About
Designer, Engineer, Researcher. Not always in that order.
My career path looks like someone shuffled three different people's resumes and stapled them together. I've looked at products from many different perspectives. This shapes how I bring data and humans closer together.
I build frameworks on solid foundations
Ambiguity is where the work starts. Every product has patterns that predate me — legacy decisions, workarounds, mental models nobody documented. I spend a lot of time here before I design.

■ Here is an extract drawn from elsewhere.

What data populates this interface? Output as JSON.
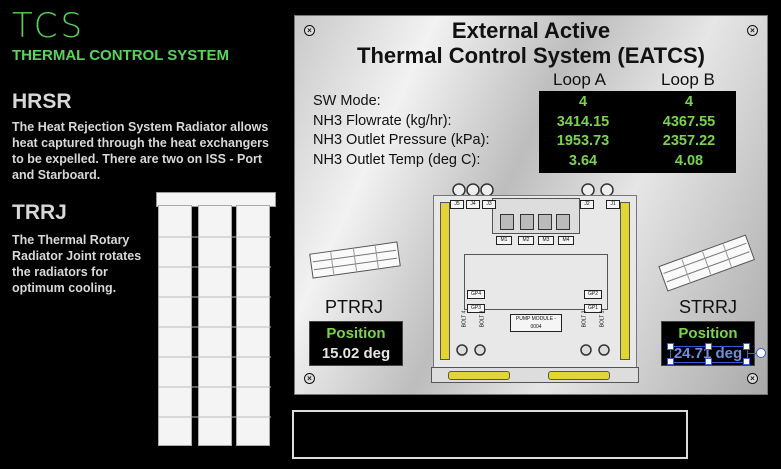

So before I propose anything, I map the territory: structured audits, stakeholder interviews, building a shared picture of what's actually happening. At Celonis this meant auditing 15+ canvas interfaces before touching anything. On peace process tools it meant sitting with researchers and lawyers until I understood not just their tasks but how they thought about them. I design after I understand, not before.
Data is my material
I design interfaces that allow people to explore data, explain data, understand the messiness of their data, make decisions based on data. Figma wasn't built for this — it can't transform real data into something visual while keeping the design malleable. So I prototype heavily using AI-assisted code. An interactive prototype with real data communicates faster than any PRD.
But building fast creates its own trap. I force myself to understand the system before executing, explore multiple directions before committing, and kill ideas that aren't working — even when the AI really wants to convince me they do. Knowing when the AI is wrong matters more than knowing how to prompt it.
Data is my method
I'm a data visualization designer because I love data — including the data about my own designs. I rely heavily on usage analytics to understand existing frictions and map the impact of design interventions against them.
At Celonis, this means tracking how changes to the visualization system affect user behavior across the product. At Life Lessons, it meant developing KPIs from sales data and platform telemetry to understand what was actually driving growth — which products retained customers, where the drop-offs were. Design had done its job. The data showed us what to focus on next.
Product Designer
Celonis · Berlin
PhD, Computer Science
University of Edinburgh · Edinburgh
Research Associate
Urban Complexity Lab · Potsdam
HCI & Visualization Research Intern
Autodesk Research · Toronto
Founding Designer
Life Lessons · Berlin
Data Visualization Engineer
Nokia Bell Labs · Cambridge
MA, Urban Futures
Fachhochschule Potsdam · Potsdam
Co-Founder
Thinkfarm Berlin · Berlin
Creative Director Digital
sinnwerkstatt Medienagentur · Berlin
UX Designer
sinnwerkstatt Medienagentur · Berlin
BEng, Printing Technology
Berliner Hochschule für Technik · Berlin
I live in Berlin with my family. I have two kindergarten-age kids — turns out complexity was never really a choice anyway.